Un autre sujet qui a enflammé les médias cette semaine, c'est bien sûr l'enseignement du français. Une série d'articles parus dans
La Presse a suscité des commentaires un peu partout (entre autres
ici et
ici).
Le mauvais français des enseignants
Tout d'abord, il y a eu ces articles (
ici,
ici et
ici) sur la qualité du français des étudiants en enseignement et des enseignants. Mme Suzanne G.-Chartrand, professeure à l'Université Laval, a le sens du clip:
«J’ai des étudiants dont je me dis: j’espère que mes petits-enfants ne l’auront jamais comme professeur, parce qu’ils vont perdre leur temps pendant un an.» Pour qui la connaît, elle est capable de la phrase assassine et souvent très juste.
Il faut savoir certaines choses.
On retrouve d'excellent étudiants dans les facultés d'éducation, mais aussi de très mauvais. Ce sont d'ailleurs celles-ci qui accueillent les cégépiens avec la cote R la plus faible. Troublant. «L’enseignement n’est pas une carrière prestigieuse, alors vous pouvez tenir pour acquis qu’on est souvent un deuxième choix», explique Jean-Pierre Charland, vice-doyen de la faculté des sciences de l’éducation de l’Université de Montréal. Révélateur.
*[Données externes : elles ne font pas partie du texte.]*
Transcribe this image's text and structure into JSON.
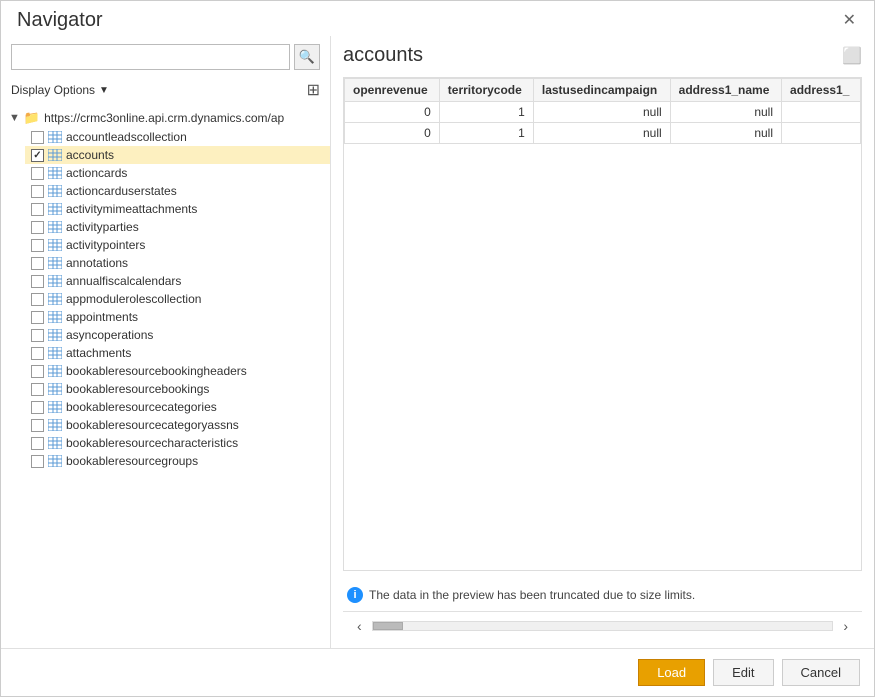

Madame Masquée, qui a étudié en histoire, était capable de reconnaître un étudiant en éducation à certains traits caractéristiques: un français approximatif et une lâcheté absolue quand venait le temps de faire un travail scolaire. Pas tous comme ça, mais assez pour que les profs d'histoire les détestent à s'en confesser. Plus que troublant: consternant. Méchamment, j'ai toujours espéré que les 20% de jeunes enseignants qui quittaient la profession étaient ceux-là.
Le problème de la qualité du français des futurs enseignants ne date pas d'hier. Dès 1985, certaines commissions scolaires soumettaient les candidats à un poste d'enseignant à différents tests visant à mesurer leur connaissance du français. Puis, ce furent les universités avec les résultats désastreux que l'on sait. Le problème est seulement plus criant de nos jours parce qu'avec la pénurie des profs, on embauche un peu n'importe qui n'importe quand n'importe comment. Pas de sélection. Toute le monde est bon. Autrefois, les commissions scolaires pouvaient choisir un candidat. Aujourd'hui, elle le supplie de travailler pour elles, qu'il soit médiocre ou non importe peu en utant qu'il n'ait pas un casier judiciaire.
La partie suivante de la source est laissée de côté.